Search code examples
pythonscikit-learnlinear-regression

ValueError: matmul: Input operand 1 has a mismatch in its core dimension 0, with gufunc signature (n?,k),(k,m?)->(n?,m?) (size 13 is different from 1)


I was solving the problem of boston house price with linear regression using sklearn.

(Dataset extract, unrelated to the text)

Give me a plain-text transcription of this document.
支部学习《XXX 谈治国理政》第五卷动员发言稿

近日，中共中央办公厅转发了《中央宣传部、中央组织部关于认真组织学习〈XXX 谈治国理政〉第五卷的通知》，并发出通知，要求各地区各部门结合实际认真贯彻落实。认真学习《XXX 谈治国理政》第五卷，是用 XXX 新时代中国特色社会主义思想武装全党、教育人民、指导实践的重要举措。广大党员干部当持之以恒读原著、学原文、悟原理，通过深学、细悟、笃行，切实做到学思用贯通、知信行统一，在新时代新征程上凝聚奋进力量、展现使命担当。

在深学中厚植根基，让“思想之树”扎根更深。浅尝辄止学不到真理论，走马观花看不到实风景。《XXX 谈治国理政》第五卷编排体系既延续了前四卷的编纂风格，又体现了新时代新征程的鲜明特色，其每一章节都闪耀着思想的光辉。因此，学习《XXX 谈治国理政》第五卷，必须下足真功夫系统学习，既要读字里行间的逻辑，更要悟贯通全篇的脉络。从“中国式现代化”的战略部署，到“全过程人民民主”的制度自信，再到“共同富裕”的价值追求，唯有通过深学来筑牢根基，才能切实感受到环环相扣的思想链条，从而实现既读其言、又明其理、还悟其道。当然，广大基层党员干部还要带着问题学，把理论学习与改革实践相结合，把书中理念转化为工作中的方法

An error like this occurred along the way:

ValueError: matmul: Input operand 1 has a mismatch in its core dimension 0, with gufunc signature (n?,k),(k,m?)->(n?,m?) (size 13 is different from 1)

Code:

import numpy as np
import pandas as pd
from sklearn.datasets import load_boston
from sklearn.linear_model import LinearRegression

X = boston.data
y = boston.data

dfX = pd.DataFrame(X, columns = boston.feature_names)
dfy = pd.DataFrame(y, columns = ["Price"] )
df = pd.concat([dfX,dfy],axis =1)

reg = LinearRegression()
reg.fit(X,y)

x_12 = np.array(dfX["LSTAT"]).reshape(-1,1)  # 12th data in boston.data
y = np.array(dfy["Price"]).reshape(-1,1)

predict = reg.predict(x_12) > Error code

Solution

  • The error seems to be due to LinearRegression's function fit is used on all 13 features of load_boston dataset but when using predict, you only use 1 feature (LSTAT). This seems to cause conflict between the trained model and predict input data. You probably need to update your fit function so that it only takes in LSTAT feature so that it will only expect one feature as input data when using predict

    import numpy as np
    import pandas as pd
    from sklearn.datasets import load_boston
    from sklearn.linear_model import LinearRegression
    
    boston = load_boston()
    X, y = load_boston(return_X_y=True)
    
    # X will now have only data from "LSTAT" column
    X = X[:, np.newaxis, boston.feature_names.tolist().index("LSTAT")]
    
    dfX = pd.DataFrame(X, columns = ["LSTAT"] )
    dfy = pd.DataFrame(y, columns = ["Price"] )
    df = pd.concat([dfX,dfy],axis =1)
    
    reg = LinearRegression()
    reg.fit(X, y)
    
    x_12 = np.array(dfX["LSTAT"]).reshape(-1, 1)  # 12th data in boston.data
    y = np.array(dfy["Price"]).reshape(-1, 1)
    
    predict = reg.predict(x_12)